Hussaini calls Turner's revelation of the no confidence vote gas lighting and smoke and mirrors.
"It's basically saying we'll be more concerned about broken windows and spray painted walls over talking about reforms and true accountability," said Hussaini.
The Portland Police Bureau held its own press conference on Wednesday to provide an in-depth look at the officers have been dealing with during nearly six weeks of nightly protests downtown.
"It is really unprecedented in Portland's history. We are now in our sixth week of these events and we're always hopeful that we're winding down," said PPB Deputy Chief Chris Davis. "We've never seen this intensity of violent, focused criminal activity over this long of a period of time."
He said downtown Portland has seen an estimated $23 million in lost revenue and damages since the protests began.
"This is not just a Portland Police Bureau problem. This is a local government and community problem," Davis said.

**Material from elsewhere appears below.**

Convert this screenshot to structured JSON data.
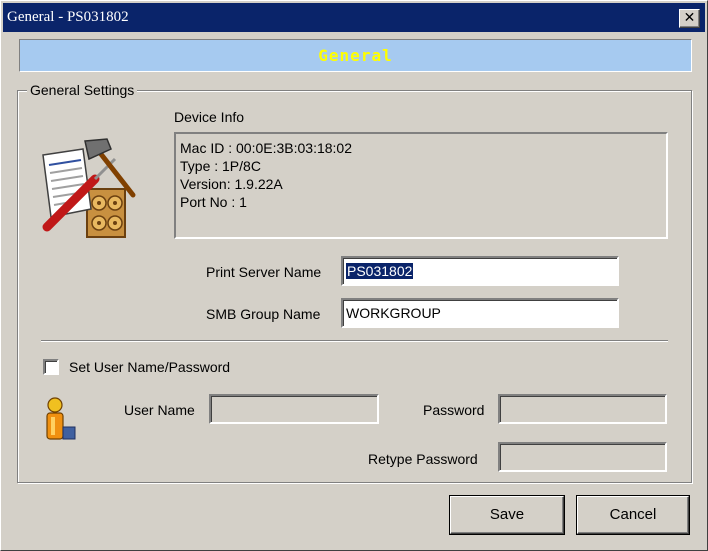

Turner was asked whether the police union shares blame for the unrest, for helping overturn discipline against bad cops.
“We don't want bad cops here. Good cops don't want bad cops. No cop wants a bad cop here," Turner said. "It tarnishes all the work that we do. It tarnishes all the trust that was built, the relationships that we've built in communities and especially communities of color. So we don't want that here."
Turner said he supports a database that will keep bad cops from getting other police jobs but would not say if he supports making that list public.
He also said his union will start meeting with community leaders every three months to help open up lines of communication.
KGW asked the mayor and city council members to respond to the union’s vote of no confidence. They declined.